In Brussels-speak, the word ‘probably’ could mean ‘not for a very long time’, warns Jeremy Woolfe

The clearance of the draft IORP II Directive through the European Parliament’s key Economic and Monetary Control Committee (ECON) committee, due in the first week of December, has now been delayed.

The new set date is “probably” 25 January 2016, a parliamentary official informs IPE, but with the word “probably” emphasised.

Explanation for the existing and possible further hold-up is that major political parties have yet to agree on major “compromises” (amendments), meaning there remain major different opinions.

These include the serious issues of cross-border matters, funding rules and transparency.

As a result, the word “probably” could be translated, in Brussels-speak, as “not for a very long time”! This would obviously upset reformists.

Overall, the status quo today appears not much removed from that in, say, October 2013, when Matti Leppälä, secretary general at PensionsEurope, gave a general thumbs-up for the new rules while calling for something not too “burdensome”.

At the same time, other archives show that the European Insurance and Occupational Pensions Authority’s relevant stakeholder group (OPSG) suggested the need for a serious upgrade to the IORP I of 2003. 

The group noted that many of Europe’s estimated 140,000, mostly small pension schemes were less efficient than if the individual retirement savers had invested alone.

The European Commission itself is, at present, keeping largely mum: “We don’t have much to say at this stage.”

But Better Finance recently wrote a bitter letter addressed to Brian Hayes MEP, the centre-right ECON committee coordinator.

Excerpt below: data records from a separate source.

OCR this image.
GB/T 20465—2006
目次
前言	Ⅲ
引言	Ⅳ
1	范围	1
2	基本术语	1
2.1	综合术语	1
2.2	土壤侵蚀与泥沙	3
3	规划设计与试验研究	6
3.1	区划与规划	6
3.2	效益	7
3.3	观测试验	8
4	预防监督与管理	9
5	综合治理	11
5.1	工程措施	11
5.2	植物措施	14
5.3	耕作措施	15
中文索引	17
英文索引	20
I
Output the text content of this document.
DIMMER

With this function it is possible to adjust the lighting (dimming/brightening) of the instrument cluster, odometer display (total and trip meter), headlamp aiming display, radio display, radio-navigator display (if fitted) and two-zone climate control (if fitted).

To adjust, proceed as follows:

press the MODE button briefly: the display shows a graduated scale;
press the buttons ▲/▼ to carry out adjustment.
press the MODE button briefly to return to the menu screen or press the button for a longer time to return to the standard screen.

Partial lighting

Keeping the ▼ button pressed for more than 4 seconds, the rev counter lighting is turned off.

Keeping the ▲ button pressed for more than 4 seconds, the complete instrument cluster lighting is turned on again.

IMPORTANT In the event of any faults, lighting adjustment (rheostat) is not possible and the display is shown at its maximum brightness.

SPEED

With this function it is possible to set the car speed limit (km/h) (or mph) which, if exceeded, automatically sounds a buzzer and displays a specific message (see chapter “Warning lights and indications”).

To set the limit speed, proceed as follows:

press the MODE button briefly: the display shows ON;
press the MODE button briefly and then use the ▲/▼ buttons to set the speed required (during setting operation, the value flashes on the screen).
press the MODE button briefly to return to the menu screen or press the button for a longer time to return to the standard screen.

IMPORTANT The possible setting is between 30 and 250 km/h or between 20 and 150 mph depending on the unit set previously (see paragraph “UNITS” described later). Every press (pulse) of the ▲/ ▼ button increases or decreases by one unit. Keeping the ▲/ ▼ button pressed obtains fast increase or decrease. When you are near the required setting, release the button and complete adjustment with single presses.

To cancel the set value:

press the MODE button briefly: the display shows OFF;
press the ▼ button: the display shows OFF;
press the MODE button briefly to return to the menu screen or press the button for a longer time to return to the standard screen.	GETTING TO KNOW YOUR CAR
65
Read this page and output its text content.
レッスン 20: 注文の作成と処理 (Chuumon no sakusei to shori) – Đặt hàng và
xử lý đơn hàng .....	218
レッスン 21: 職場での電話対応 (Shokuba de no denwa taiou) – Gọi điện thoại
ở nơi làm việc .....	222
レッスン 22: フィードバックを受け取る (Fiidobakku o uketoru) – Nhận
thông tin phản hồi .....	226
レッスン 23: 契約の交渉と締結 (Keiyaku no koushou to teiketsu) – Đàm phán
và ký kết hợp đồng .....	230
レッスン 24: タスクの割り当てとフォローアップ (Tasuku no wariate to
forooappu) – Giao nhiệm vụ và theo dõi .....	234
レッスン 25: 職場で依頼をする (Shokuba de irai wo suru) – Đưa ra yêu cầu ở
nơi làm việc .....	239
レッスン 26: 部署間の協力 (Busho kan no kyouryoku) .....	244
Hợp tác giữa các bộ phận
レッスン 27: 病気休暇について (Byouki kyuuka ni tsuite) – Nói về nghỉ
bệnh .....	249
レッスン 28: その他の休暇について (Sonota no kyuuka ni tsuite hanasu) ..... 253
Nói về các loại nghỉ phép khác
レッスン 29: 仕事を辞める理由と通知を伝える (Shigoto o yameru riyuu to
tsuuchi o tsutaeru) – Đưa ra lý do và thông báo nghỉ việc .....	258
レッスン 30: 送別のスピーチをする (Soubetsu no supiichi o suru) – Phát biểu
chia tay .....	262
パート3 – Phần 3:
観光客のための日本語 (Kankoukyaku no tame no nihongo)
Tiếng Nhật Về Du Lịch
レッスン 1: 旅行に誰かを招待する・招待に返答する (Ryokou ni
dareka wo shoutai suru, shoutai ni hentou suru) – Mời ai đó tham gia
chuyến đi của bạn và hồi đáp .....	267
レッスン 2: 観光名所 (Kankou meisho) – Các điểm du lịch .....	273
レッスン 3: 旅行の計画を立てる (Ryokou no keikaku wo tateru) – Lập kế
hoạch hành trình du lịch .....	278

Guillaume Prache, head of the consumer interest group, noted that the “proposed amendments in the ECON draft report would mean a very significant step back in the protection of EU pension savers”.

It argued against a watering down of the information IORP participants would receive through the so-called  Pension Benefit Statement (PBS). The letter then went on to complain about ECON proposals to delete Commission requirement for disclosure of funding levels to participants. The body went on to comment that the amendments to IORP II were clearly in direct contradiction to the Capital Markets Union Action Plan.

Historical background is that the new rules for occupational pensions, as proposed by the Commission in April 2014, passed first to the Council of the EU, representing national governments, before going on to the Parliament. This order is contrary to normal practice.

In December 2014, the Council gave crucial support for the removal of remaining prudential barriers for cross-border IORPs, while advocating provisions for clear and relevant information to members and beneficiaries. In addition, the member states’ position was, and most likely still is, to recommend good governance and risk management, and ensure that supervisors have the necessary tools to supervise IORPs effectively.

One has to ask why MEPs, who supposedly also reflect the views of their national interests, should now have  suggested a mammoth number of 700 amendments during the later committee processing stage?

As for next steps, the Dutch six-month presidency, starting in January 2016, is considered unlikely to tolerate matters dragging on after any vote in the European Parliament. However, it will also face the need for the whole re-worked shooting bag to have to go back to “trilogue”, which would involve the Commission, the Council and Parliament having to get together in three-way meetings to agree finalisation. Only an optimist would see this lasting just another 2-3 months.

As stated by Erik Hormes, from the office of Paul Tang, centre-left MEP shadow coordinator for IORPS II in the ECON committee, he has never seen a Directive on “such a slow burn”.

That’s certainly one way of putting it.